A farmer in his farm. [Photo/Courtesy]

The government is preparing to enforce the harshest farm regulations in the world in a move that will prevent more than three million farmers from selling fruits and vegetables in Kenya.

The mandatory rules, which the government has stated will be ‘anchored in law’, will mean only large farmers, companies, and importers will be permitted to supply fruit and vegetables in Kenya, with any trader buying fruit and vegetables from uncertified farmers facing stiff penalties.

The penalties will apply to middlemen, distributors, processors, or any direct buyer who purchases fruit and vegetables from any farmer who has not been certified as having implemented the 55-page, mandatory, KS1758 Kenyan standard.

Presented publicly as a food safety measure, the standard applies over 500 new rules for farmers that will cut off the supplies of over 90 per cent of the country’s locally consumed fruit and vegetables.

Farmers will be required to apply for NEMA licences to grow vegetables at a minimum cost of Sh10,000, carry out soil and water analyses at a cost of Sh2,500 to Sh5,000, pay for certification with a national or international standards certifier, and prepare dozens more records, including analysing the nutrient content of any compost or manure they use.

International agricultural NGO CABI reported in July it would not be possible for any individual farmers to cover the cost of the certification. Its conclusions followed an aid-funded project that gained certification for the only farmers’ groups yet to be certified, accounting for around 70 of Kenya’s 4.5m farmers.
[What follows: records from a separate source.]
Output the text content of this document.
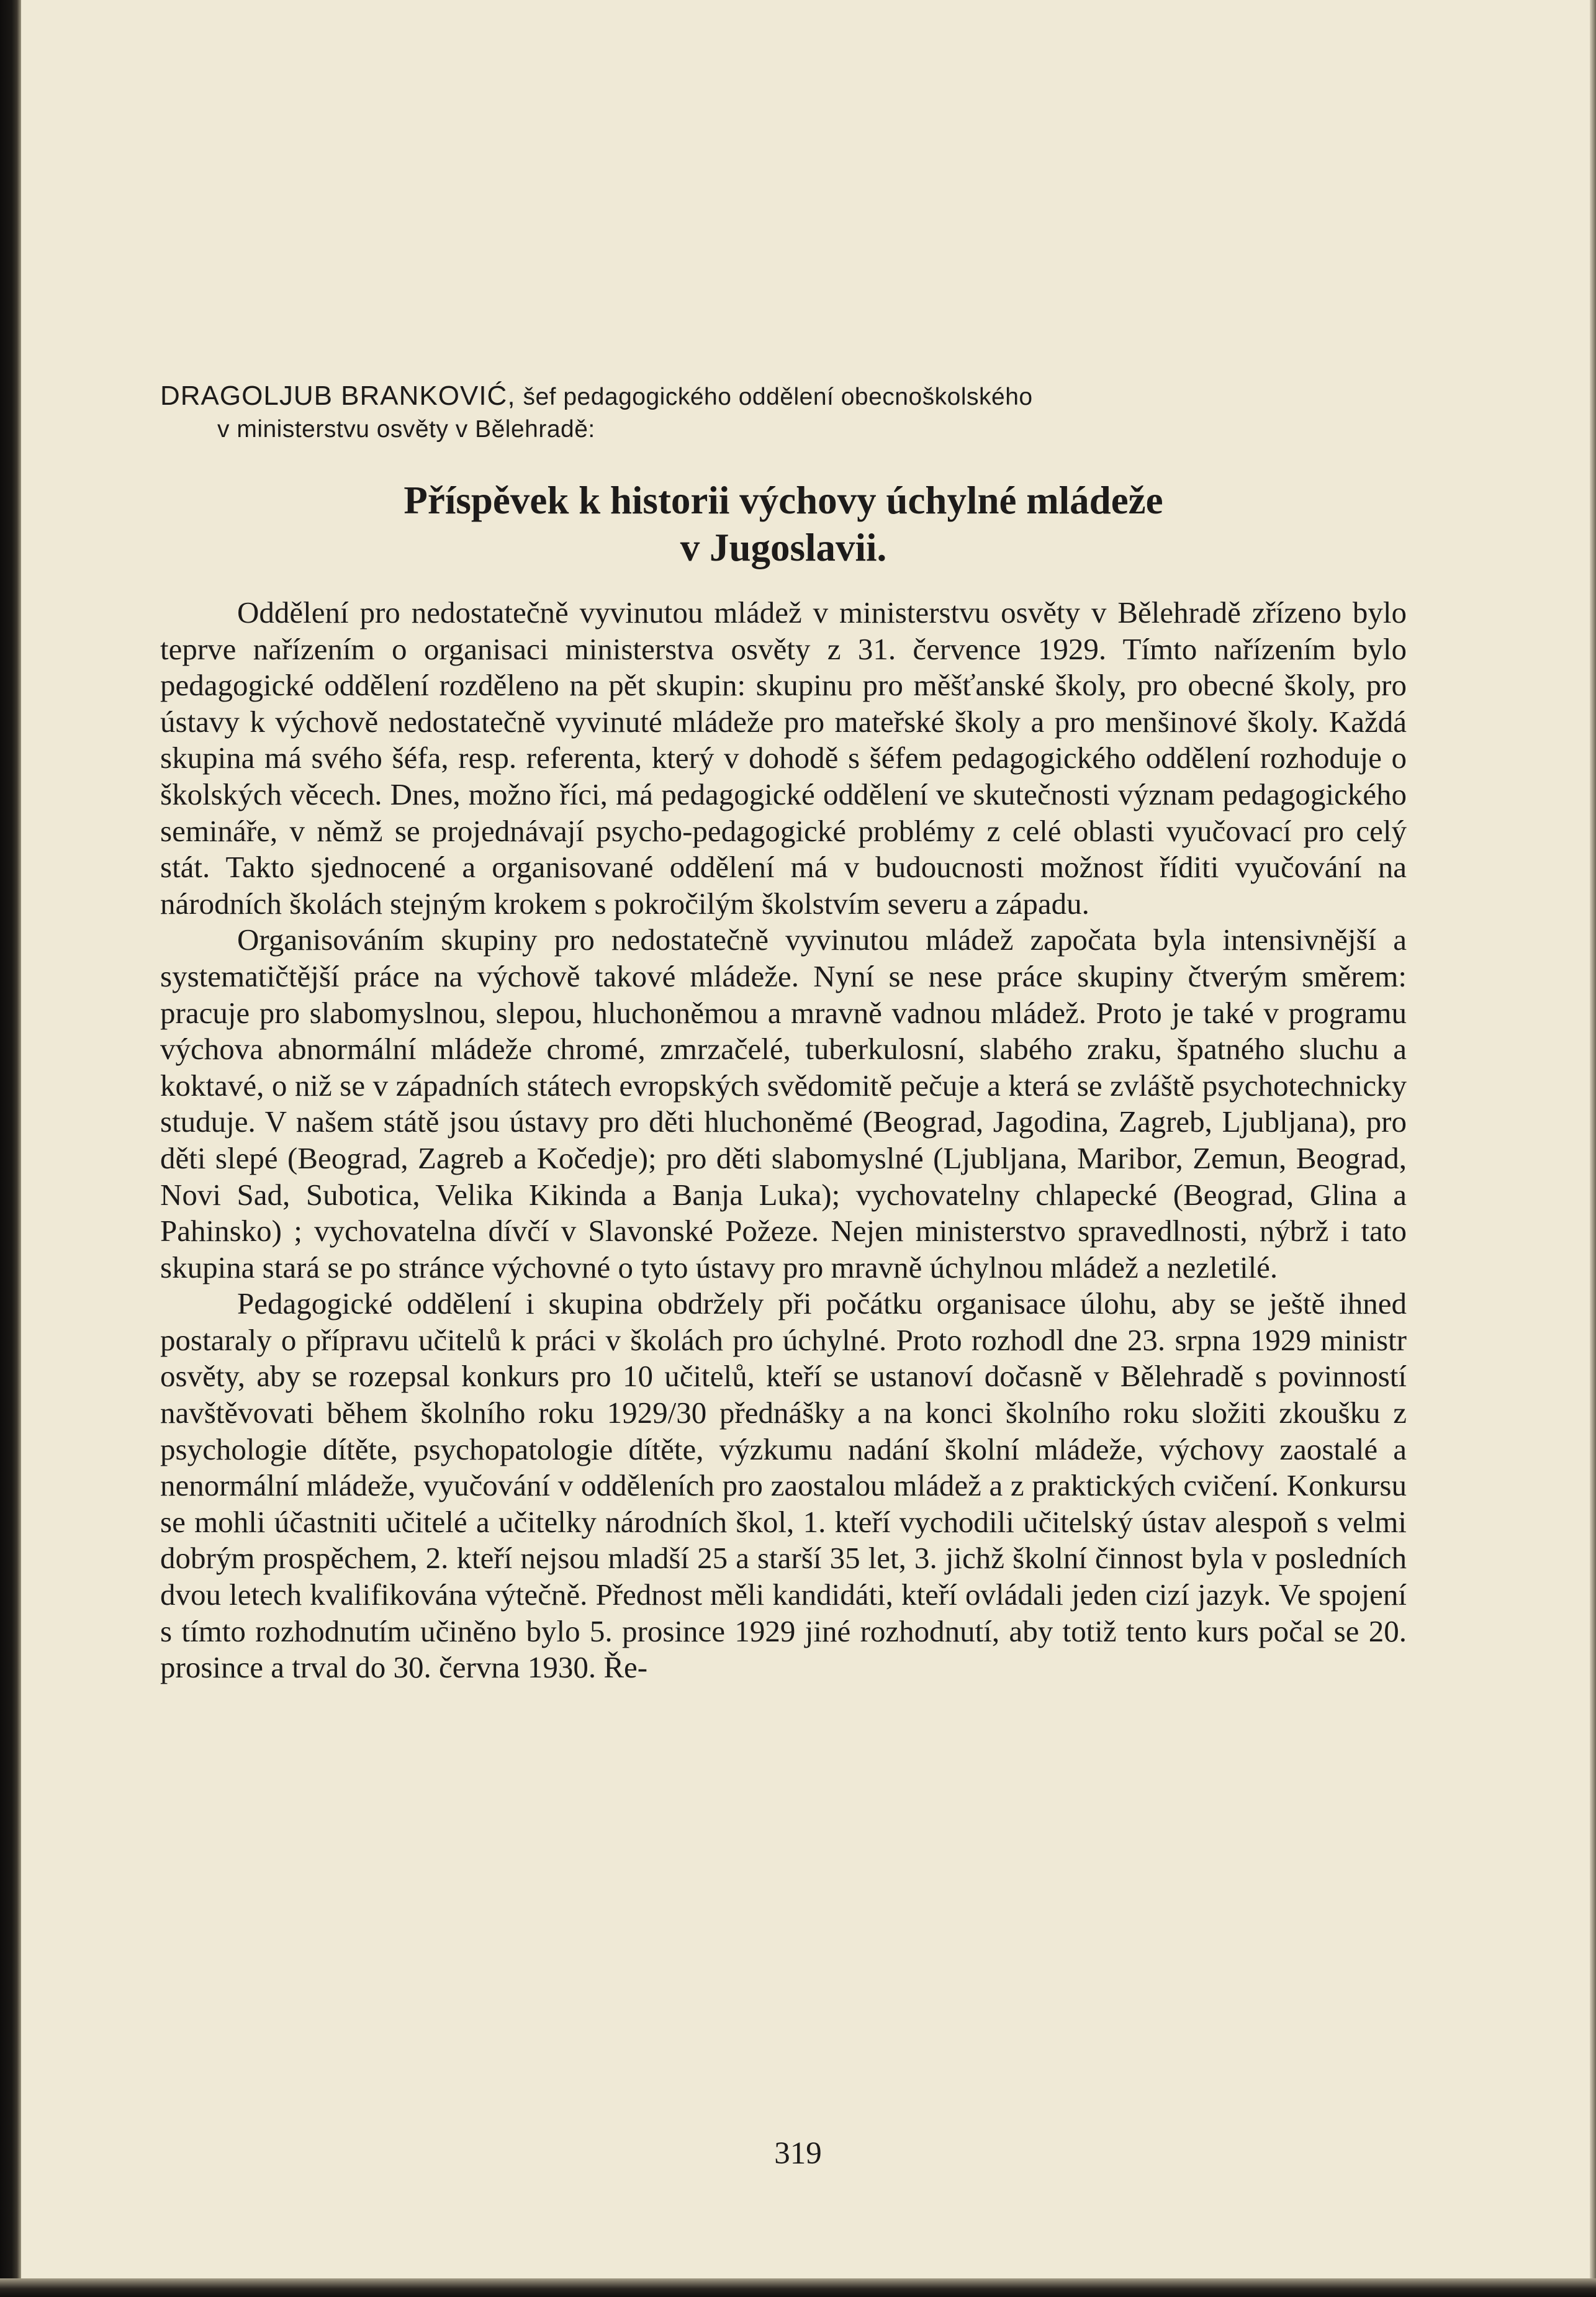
DRAGOLJUB BRANKOVIĆ, šef pedagogického oddělení obecnoškolského
v ministerstvu osvěty v Bělehradě:

Příspěvek k historii výchovy úchylné mládeže
v Jugoslavii.

Oddělení pro nedostatečně vyvinutou mládež v ministerstvu osvěty v Bělehradě zřízeno bylo teprve nařízením o organisaci ministerstva osvěty z 31. července 1929. Tímto nařízením bylo pedagogické oddělení rozděleno na pět skupin: skupinu pro měšťanské školy, pro obecné školy, pro ústavy k výchově nedostatečně vyvinuté mládeže pro mateřské školy a pro menšinové školy. Každá skupina má svého šéfa, resp. referenta, který v dohodě s šéfem pedagogického oddělení rozhoduje o školských věcech. Dnes, možno říci, má pedagogické oddělení ve skutečnosti význam pedagogického semináře, v němž se projednávají psycho-pedagogické problémy z celé oblasti vyučovací pro celý stát. Takto sjednocené a organisované oddělení má v budoucnosti možnost říditi vyučování na národních školách stejným krokem s pokročilým školstvím severu a západu.

Organisováním skupiny pro nedostatečně vyvinutou mládež započata byla intensivnější a systematičtější práce na výchově takové mládeže. Nyní se nese práce skupiny čtverým směrem: pracuje pro slabomyslnou, slepou, hluchoněmou a mravně vadnou mládež. Proto je také v programu výchova abnormální mládeže chromé, zmrzačelé, tuberkulosní, slabého zraku, špatného sluchu a koktavé, o niž se v západních státech evropských svědomitě pečuje a která se zvláště psychotechnicky studuje. V našem státě jsou ústavy pro děti hluchoněmé (Beograd, Jagodina, Zagreb, Ljubljana), pro děti slepé (Beograd, Zagreb a Kočedje); pro děti slabomyslné (Ljubljana, Maribor, Zemun, Beograd, Novi Sad, Subotica, Velika Kikinda a Banja Luka); vychovatelny chlapecké (Beograd, Glina a Pahinsko) ; vychovatelna dívčí v Slavonské Požeze. Nejen ministerstvo spravedlnosti, nýbrž i tato skupina stará se po stránce výchovné o tyto ústavy pro mravně úchylnou mládež a nezletilé.

Pedagogické oddělení i skupina obdržely při počátku organisace úlohu, aby se ještě ihned postaraly o přípravu učitelů k práci v školách pro úchylné. Proto rozhodl dne 23. srpna 1929 ministr osvěty, aby se rozepsal konkurs pro 10 učitelů, kteří se ustanoví dočasně v Bělehradě s povinností navštěvovati během školního roku 1929/30 přednášky a na konci školního roku složiti zkoušku z psychologie dítěte, psychopatologie dítěte, výzkumu nadání školní mládeže, výchovy zaostalé a nenormální mládeže, vyučování v odděleních pro zaostalou mládež a z praktických cvičení. Konkursu se mohli účastniti učitelé a učitelky národních škol, 1. kteří vychodili učitelský ústav alespoň s velmi dobrým prospěchem, 2. kteří nejsou mladší 25 a starší 35 let, 3. jichž školní činnost byla v posledních dvou letech kvalifikována výtečně. Přednost měli kandidáti, kteří ovládali jeden cizí jazyk. Ve spojení s tímto rozhodnutím učiněno bylo 5. prosince 1929 jiné rozhodnutí, aby totiž tento kurs počal se 20. prosince a trval do 30. června 1930. Ře-

319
Rough estimates suggest the cost is likely to exceed Sh250,000 per farmer.

A study of Kenyan smallholder farmers done by Mercy Corps found that two-thirds of farmers earn less than Sh7,740 a month from their produce – although the average earnings from fruit and vegetables is higher.
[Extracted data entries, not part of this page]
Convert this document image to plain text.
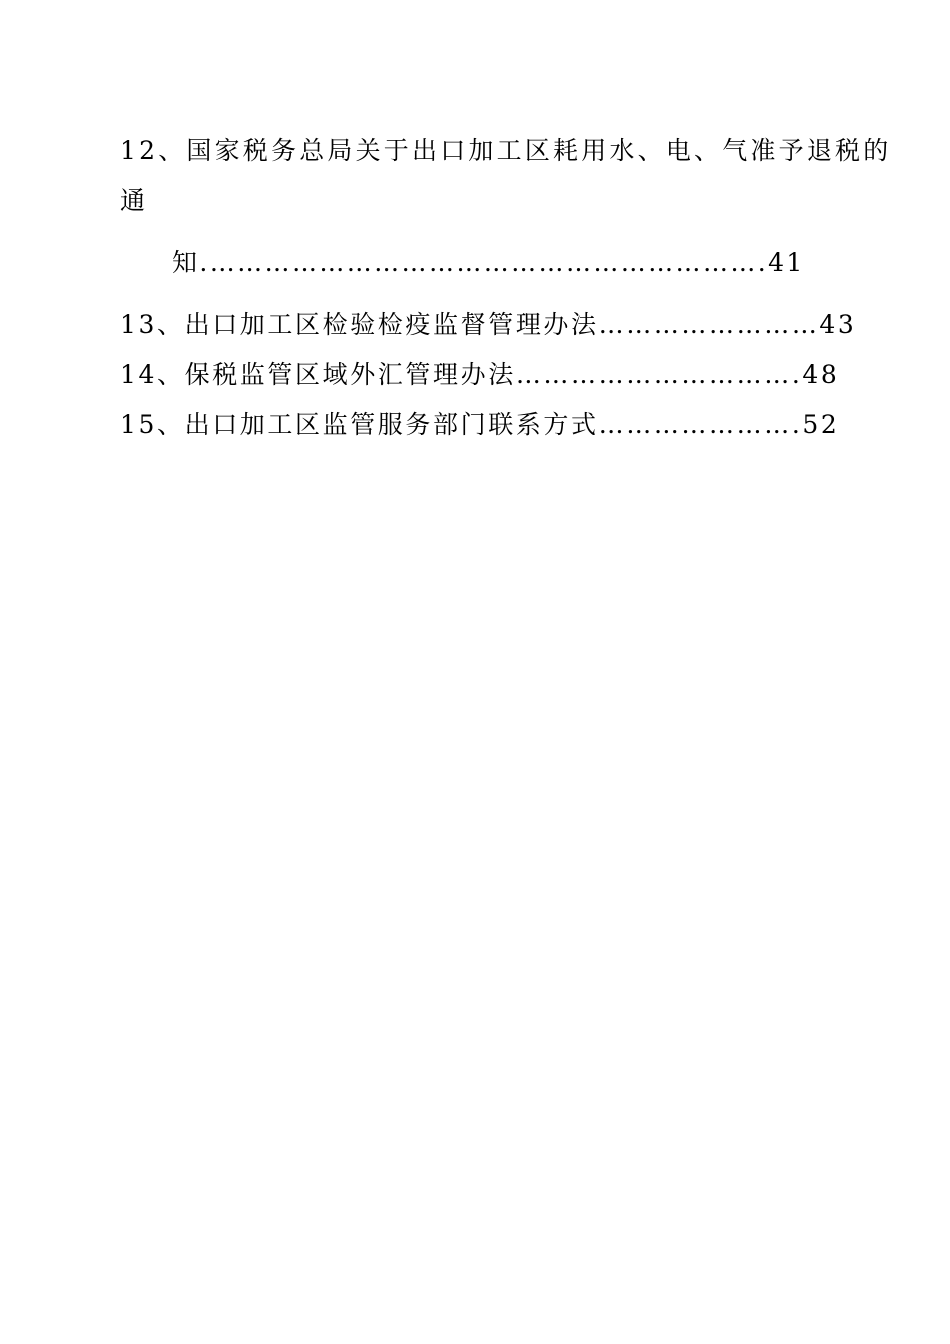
12、国家税务总局关于出口加工区耗用水、电、气准予退税的
通
知.…………………………………………………….41
13、出口加工区检验检疫监督管理办法……………………43
14、保税监管区域外汇管理办法………………………….48
15、出口加工区监管服务部门联系方式………………….52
However, in an interview with FarmBizAfrica.com, spokesman for the Horticultural Crop Directorate (HCD) of the Agriculture and Food Authority (AFA) Collins Otieno confirmed that all

farmers will be obliged to adhere to the standard, which also requires farmers’ IDs, plot records, and growing records to be kept and submitted to every produce buyer.

The HCD, as well as other agricultural organisations, including the large-farmer lobby groups, the Fresh Produce Consortium of Kenya, and FPEAK, as well as international agricultural organisations have all confirmed the rules will be mandatory for farmers selling produce inside Kenya. Yet, despite intense foreign-aid funding by TradeMark Africa for workshops, strategies, and the implementation of the new rules, none of these organisations has addressed the scale of disruption that will be caused to the country’s food supplies, or the temptation for enforcers to accept bribes where no alternative food sources are available for buyers.
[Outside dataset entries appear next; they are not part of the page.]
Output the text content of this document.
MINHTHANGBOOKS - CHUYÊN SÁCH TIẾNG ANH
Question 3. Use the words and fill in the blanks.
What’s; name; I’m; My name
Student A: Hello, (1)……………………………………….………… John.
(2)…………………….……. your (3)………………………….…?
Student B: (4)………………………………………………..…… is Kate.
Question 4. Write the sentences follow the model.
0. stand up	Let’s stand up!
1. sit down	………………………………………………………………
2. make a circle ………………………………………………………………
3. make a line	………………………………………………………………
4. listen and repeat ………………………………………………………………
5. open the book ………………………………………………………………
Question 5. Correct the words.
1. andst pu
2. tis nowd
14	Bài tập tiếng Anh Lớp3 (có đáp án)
Horticulture is the largest agricultural sub-sector in Kenya. In a FarmBizAfrica national survey of 155 farmers in January 2024, 78 per cent reported growing at least one horticultural crop on their farm. According to an analysis of Kenyan smallholder farmers, these crops earn the country’s farmers an average total monthly income of Sh21,115.39 a month.

Altogether, the government will be closing down earnings to farmers of over Sh280bn a year.

The new rules have been laid out in the Kenya Standard 1758: 2016 (KS 1758) Horticulture Industry Code of Practice.